When the panelists were asked to talk about Marshall’s personality, they shared smiles of recognition, and went on to tell tales about his larger-than-life presence, his impish sense of humor, and his masterful storytelling abilities.

Minow recalled that when she went for her job interview with Marshall, she was fighting a cold and feeling sick. Marshall recommended that she follow his father’s home remedy. “He said to me, ‘You take quinine and whiskey, and you leave out the quinine,’” said Minow, to laughter in the room.

“He was a formidable person in all respects,” recalled another former clerk, William Fisher, WilmerHale Professor of Intellectual Property Law and faculty director of the Berkman Klein Center for Internet & Society. “He was big, gruff, and impatient with pretense. If we ever got a little bit too forthright, he’d point to the wall and say, ‘I don’t see your name up there signed by the president of the United States?’ He kept us in check.”

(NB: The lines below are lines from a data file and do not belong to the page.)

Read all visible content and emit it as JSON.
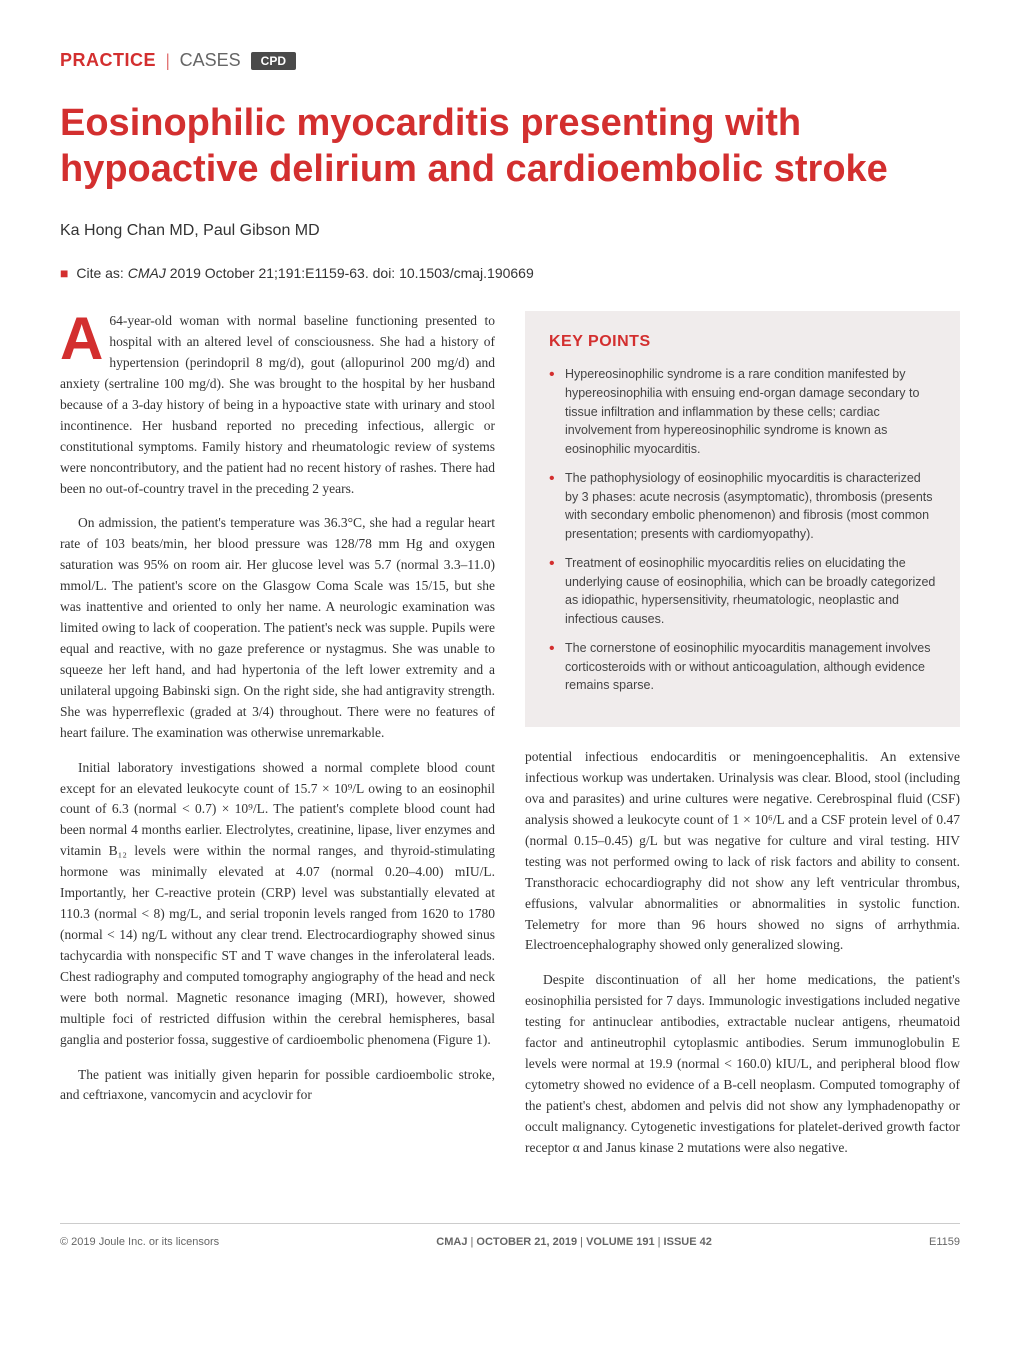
{
  "header": {
    "practice": "PRACTICE",
    "cases": "CASES",
    "cpd": "CPD"
  },
  "title": "Eosinophilic myocarditis presenting with hypoactive delirium and cardioembolic stroke",
  "authors": "Ka Hong Chan MD, Paul Gibson MD",
  "citation": {
    "prefix": "Cite as:",
    "journal": "CMAJ",
    "details": "2019 October 21;191:E1159-63. doi: 10.1503/cmaj.190669"
  },
  "body": {
    "p1": "64-year-old woman with normal baseline functioning presented to hospital with an altered level of consciousness. She had a history of hypertension (perindopril 8 mg/d), gout (allopurinol 200 mg/d) and anxiety (sertraline 100 mg/d). She was brought to the hospital by her husband because of a 3-day history of being in a hypoactive state with urinary and stool incontinence. Her husband reported no preceding infectious, allergic or constitutional symptoms. Family history and rheumatologic review of systems were noncontributory, and the patient had no recent history of rashes. There had been no out-of-country travel in the preceding 2 years.",
    "p2": "On admission, the patient's temperature was 36.3°C, she had a regular heart rate of 103 beats/min, her blood pressure was 128/78 mm Hg and oxygen saturation was 95% on room air. Her glucose level was 5.7 (normal 3.3–11.0) mmol/L. The patient's score on the Glasgow Coma Scale was 15/15, but she was inattentive and oriented to only her name. A neurologic examination was limited owing to lack of cooperation. The patient's neck was supple. Pupils were equal and reactive, with no gaze preference or nystagmus. She was unable to squeeze her left hand, and had hypertonia of the left lower extremity and a unilateral upgoing Babinski sign. On the right side, she had antigravity strength. She was hyperreflexic (graded at 3/4) throughout. There were no features of heart failure. The examination was otherwise unremarkable.",
    "p3": "Initial laboratory investigations showed a normal complete blood count except for an elevated leukocyte count of 15.7 × 10⁹/L owing to an eosinophil count of 6.3 (normal < 0.7) × 10⁹/L. The patient's complete blood count had been normal 4 months earlier. Electrolytes, creatinine, lipase, liver enzymes and vitamin B₁₂ levels were within the normal ranges, and thyroid-stimulating hormone was minimally elevated at 4.07 (normal 0.20–4.00) mIU/L. Importantly, her C-reactive protein (CRP) level was substantially elevated at 110.3 (normal < 8) mg/L, and serial troponin levels ranged from 1620 to 1780 (normal < 14) ng/L without any clear trend. Electrocardiography showed sinus tachycardia with nonspecific ST and T wave changes in the inferolateral leads. Chest radiography and computed tomography angiography of the head and neck were both normal. Magnetic resonance imaging (MRI), however, showed multiple foci of restricted diffusion within the cerebral hemispheres, basal ganglia and posterior fossa, suggestive of cardioembolic phenomena (Figure 1).",
    "p4": "The patient was initially given heparin for possible cardioembolic stroke, and ceftriaxone, vancomycin and acyclovir for",
    "p5": "potential infectious endocarditis or meningoencephalitis. An extensive infectious workup was undertaken. Urinalysis was clear. Blood, stool (including ova and parasites) and urine cultures were negative. Cerebrospinal fluid (CSF) analysis showed a leukocyte count of 1 × 10⁶/L and a CSF protein level of 0.47 (normal 0.15–0.45) g/L but was negative for culture and viral testing. HIV testing was not performed owing to lack of risk factors and ability to consent. Transthoracic echocardiography did not show any left ventricular thrombus, effusions, valvular abnormalities or abnormalities in systolic function. Telemetry for more than 96 hours showed no signs of arrhythmia. Electroencephalography showed only generalized slowing.",
    "p6": "Despite discontinuation of all her home medications, the patient's eosinophilia persisted for 7 days. Immunologic investigations included negative testing for antinuclear antibodies, extractable nuclear antigens, rheumatoid factor and antineutrophil cytoplasmic antibodies. Serum immunoglobulin E levels were normal at 19.9 (normal < 160.0) kIU/L, and peripheral blood flow cytometry showed no evidence of a B-cell neoplasm. Computed tomography of the patient's chest, abdomen and pelvis did not show any lymphadenopathy or occult malignancy. Cytogenetic investigations for platelet-derived growth factor receptor α and Janus kinase 2 mutations were also negative."
  },
  "keypoints": {
    "title": "KEY POINTS",
    "items": [
      "Hypereosinophilic syndrome is a rare condition manifested by hypereosinophilia with ensuing end-organ damage secondary to tissue infiltration and inflammation by these cells; cardiac involvement from hypereosinophilic syndrome is known as eosinophilic myocarditis.",
      "The pathophysiology of eosinophilic myocarditis is characterized by 3 phases: acute necrosis (asymptomatic), thrombosis (presents with secondary embolic phenomenon) and fibrosis (most common presentation; presents with cardiomyopathy).",
      "Treatment of eosinophilic myocarditis relies on elucidating the underlying cause of eosinophilia, which can be broadly categorized as idiopathic, hypersensitivity, rheumatologic, neoplastic and infectious causes.",
      "The cornerstone of eosinophilic myocarditis management involves corticosteroids with or without anticoagulation, although evidence remains sparse."
    ]
  },
  "footer": {
    "copyright": "© 2019 Joule Inc. or its licensors",
    "center_journal": "CMAJ",
    "center_details": "OCTOBER 21, 2019",
    "center_volume": "VOLUME 191",
    "center_issue": "ISSUE 42",
    "page": "E1159"
  },
  "colors": {
    "accent_red": "#d32f2f",
    "text": "#333333",
    "keypoints_bg": "#f0ecec",
    "badge_bg": "#4a4a4a",
    "footer_border": "#cccccc"
  },
  "typography": {
    "title_fontsize": 38,
    "body_fontsize": 13.5,
    "keypoints_fontsize": 12.5,
    "footer_fontsize": 11
  }
}
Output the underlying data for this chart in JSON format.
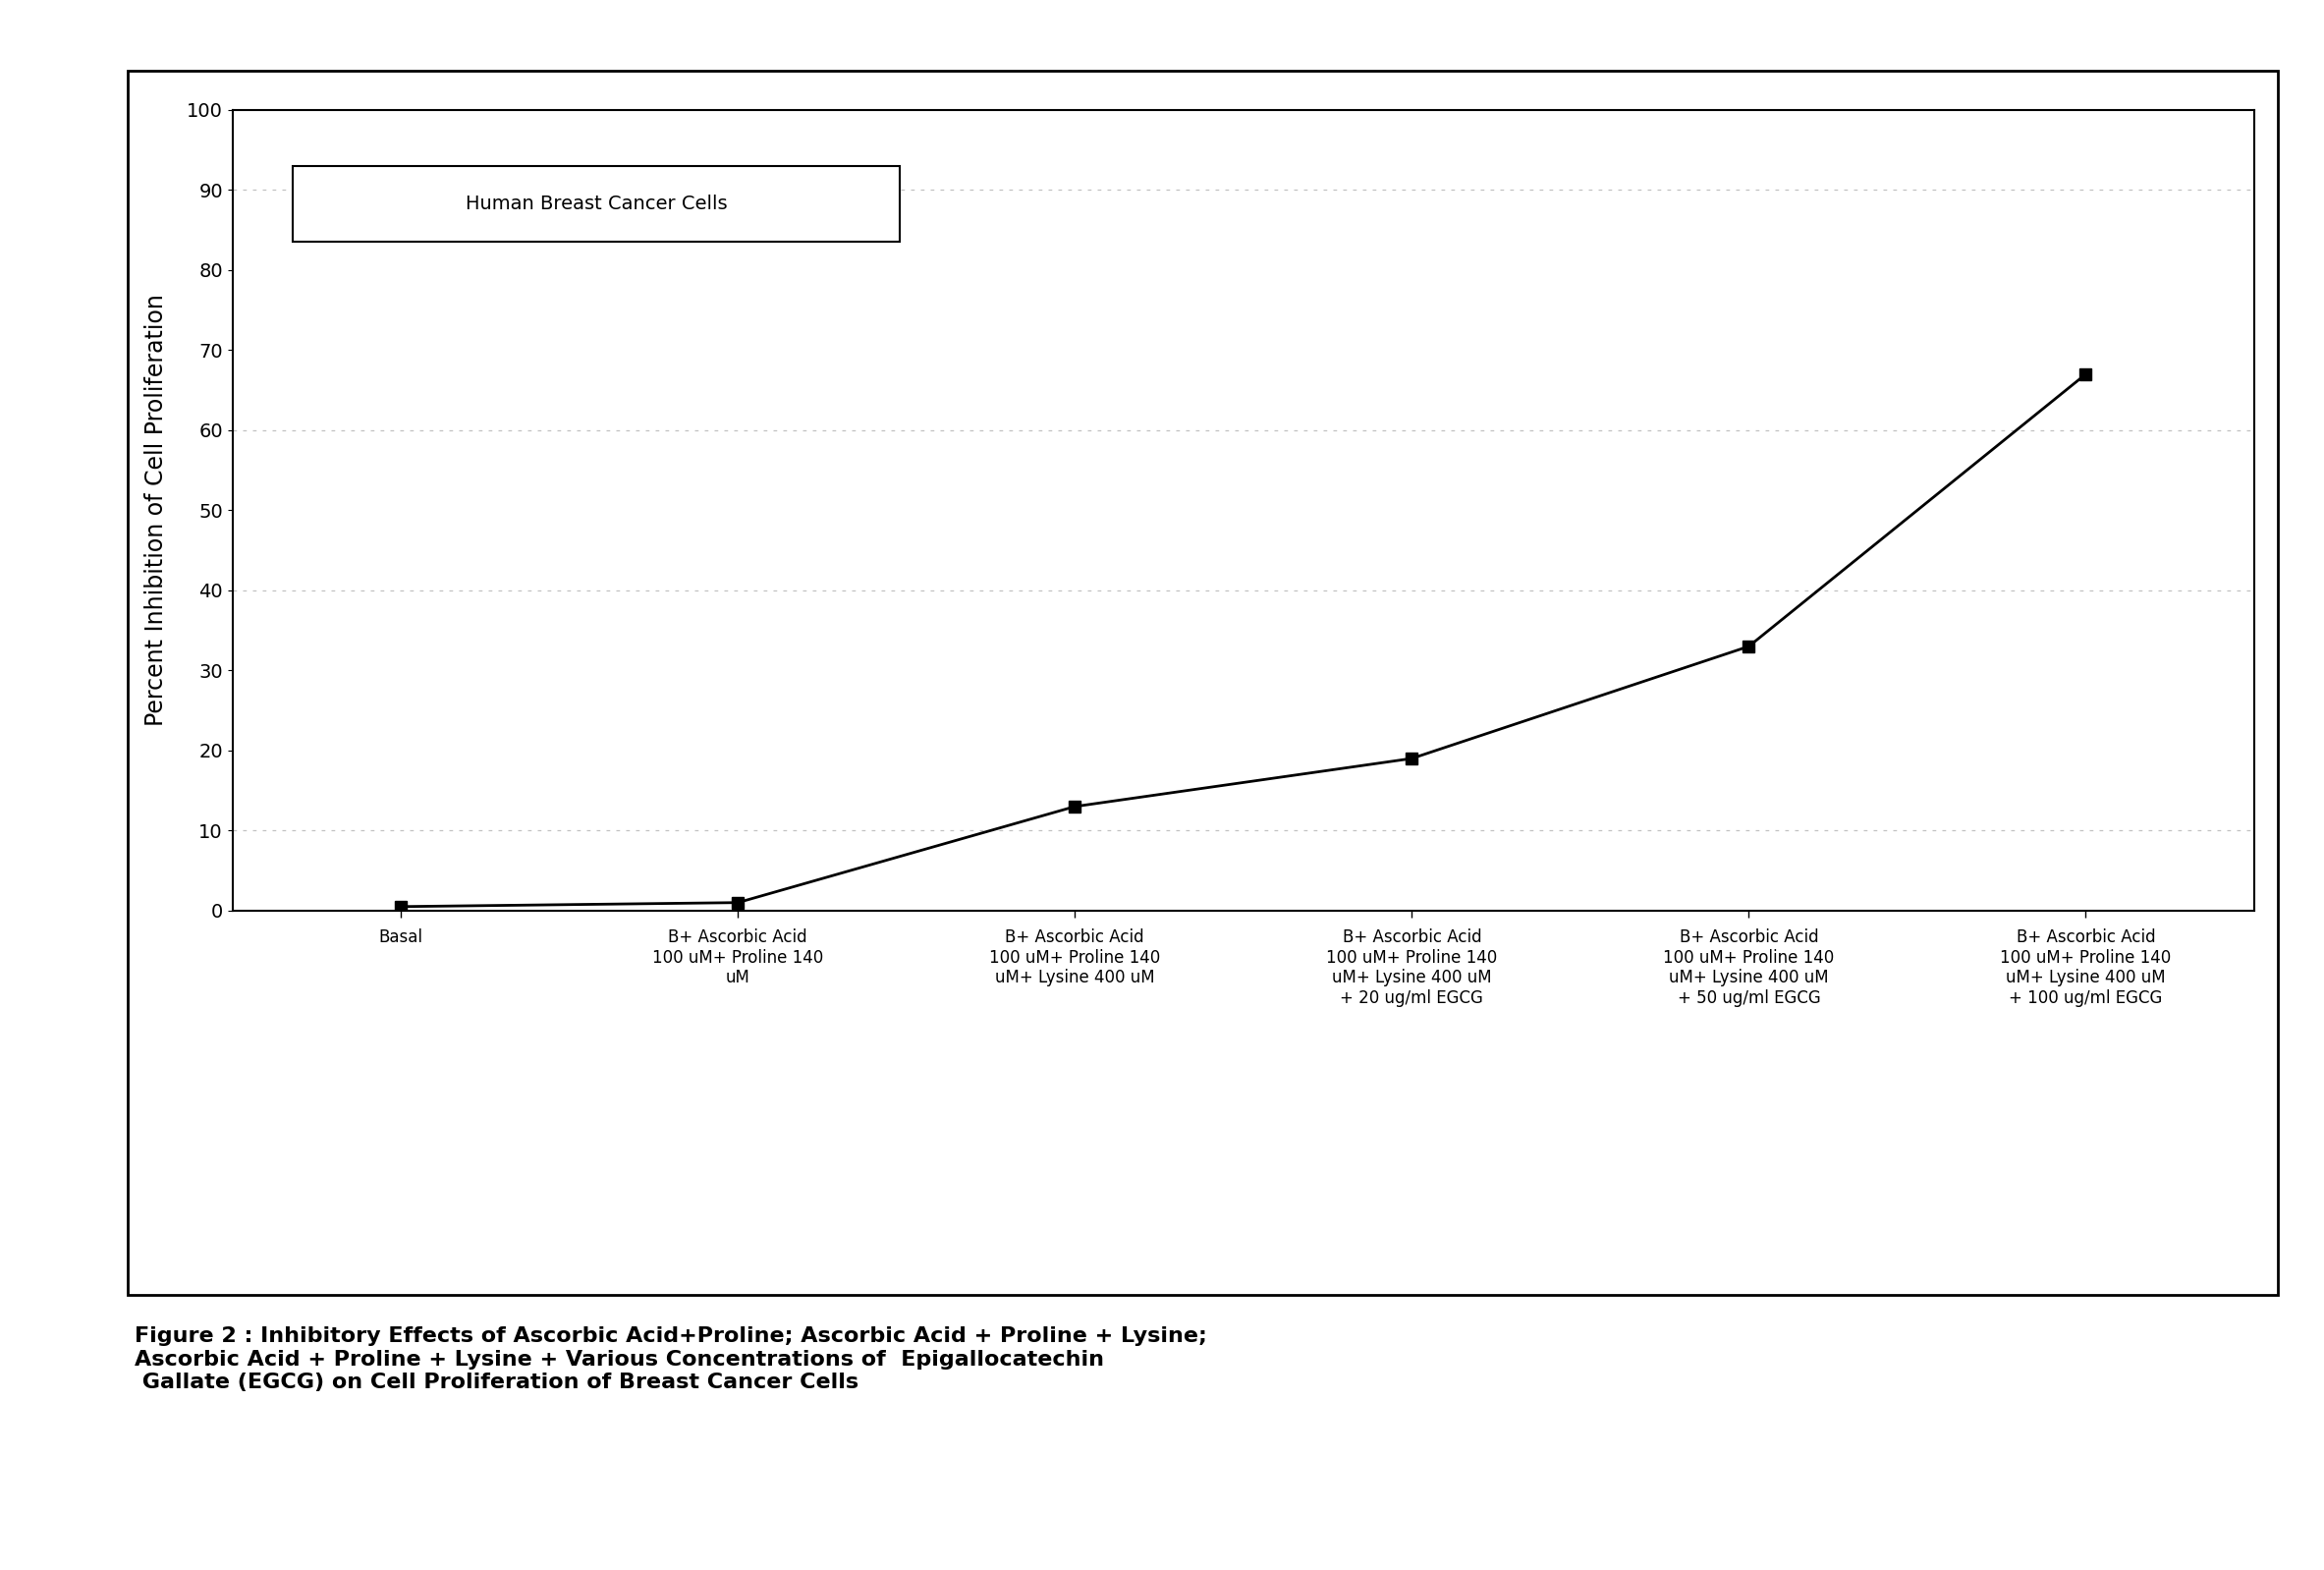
{
  "x_positions": [
    0,
    1,
    2,
    3,
    4,
    5
  ],
  "y_values": [
    0.5,
    1.0,
    13.0,
    19.0,
    33.0,
    67.0
  ],
  "x_tick_labels": [
    "Basal",
    "B+ Ascorbic Acid\n100 uM+ Proline 140\nuM",
    "B+ Ascorbic Acid\n100 uM+ Proline 140\nuM+ Lysine 400 uM",
    "B+ Ascorbic Acid\n100 uM+ Proline 140\nuM+ Lysine 400 uM\n+ 20 ug/ml EGCG",
    "B+ Ascorbic Acid\n100 uM+ Proline 140\nuM+ Lysine 400 uM\n+ 50 ug/ml EGCG",
    "B+ Ascorbic Acid\n100 uM+ Proline 140\nuM+ Lysine 400 uM\n+ 100 ug/ml EGCG"
  ],
  "ylabel": "Percent Inhibition of Cell Proliferation",
  "ylim": [
    0,
    100
  ],
  "yticks": [
    0,
    10,
    20,
    30,
    40,
    50,
    60,
    70,
    80,
    90,
    100
  ],
  "legend_label": "Human Breast Cancer Cells",
  "line_color": "#000000",
  "marker": "s",
  "marker_color": "#000000",
  "marker_size": 9,
  "line_width": 2.0,
  "dotted_line_y": [
    90,
    60,
    40,
    10
  ],
  "background_color": "#ffffff",
  "figure_caption_line1": "Figure 2 : Inhibitory Effects of Ascorbic Acid+Proline; Ascorbic Acid + Proline + Lysine;",
  "figure_caption_line2": "Ascorbic Acid + Proline + Lysine + Various Concentrations of  Epigallocatechin  ",
  "figure_caption_line3": " Gallate (EGCG) on Cell Proliferation of Breast Cancer Cells",
  "caption_fontsize": 16
}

Marshall regularly regaled clerks with stories of his life growing up in Baltimore, of his dangerous journeys to the South working for the NAACP, and his tenure on the Supreme Court. Tushnet recalled a story Marshall told in which he said he narrowly escaped being lynched in Tennessee by breathing into a judge’s face to prove he was not drunk. “The judge released him, and he left town,” said Tushnet. “And Marshall, as he tells the story, says, ‘I wasn’t drunk then, but let me tell you, an hour later …’”

As much as the clerks said they relished listening to his spellbinding stories, they treasured the lessons they learned while working in his chambers.

Carol Steiker, Henry J. Friendly Professor of Law and Special Adviser for Public Service, said she developed a lifelong interest in death penalty law during her clerkship with Marshall.

“The death penalty was a big deal in his chambers,” she recalled. “He would tell us stories about early in his career when he represented defendants at trial as well as on appeal in death penalty cases. Mostly they were black men accused of crimes against white victims in the South. And one thing he said often is that he always knew when he had an innocent client because that’s when the jury would sentence him to life imprisonment instead of death. And that really stuck in my head.”

All of the panelists highlighted Marshall’s legacy of advancing the Civil Rights Movement through the law, most prominently in the historic school desegregation case Brown v. Board of Education, in his 1967–1991 term on the Supreme Court, and in his extraordinary and courageous earlier career as a lawyer fighting for racial and social justice in a violent era. Supreme Court Associate Justice Elena Kagan, who clerked for Marshall in 1987–1988, has called him the greatest lawyer of the 20th century.

When HLS student Leighton Watson asked the former clerks whether they thought Marshall would still believe that the legal system, as opposed to activism or politics, was the most effective route to achieving social justice, it was Minow who replied.

“I think that today, the courts are one tool, but they’re very limited for mass social change, for redistributing resources, for changing hearts and minds,” she said. “Thurgood Marshall was strategic, but he was very pragmatic. He would use the tools that would work. He’d use social science if that worked, he’d use experts if that worked, he’d use the media if that worked. That’s what I would recommend, along with his advice, ‘Choose your battles.’ That was his advice, and I think about that every day.”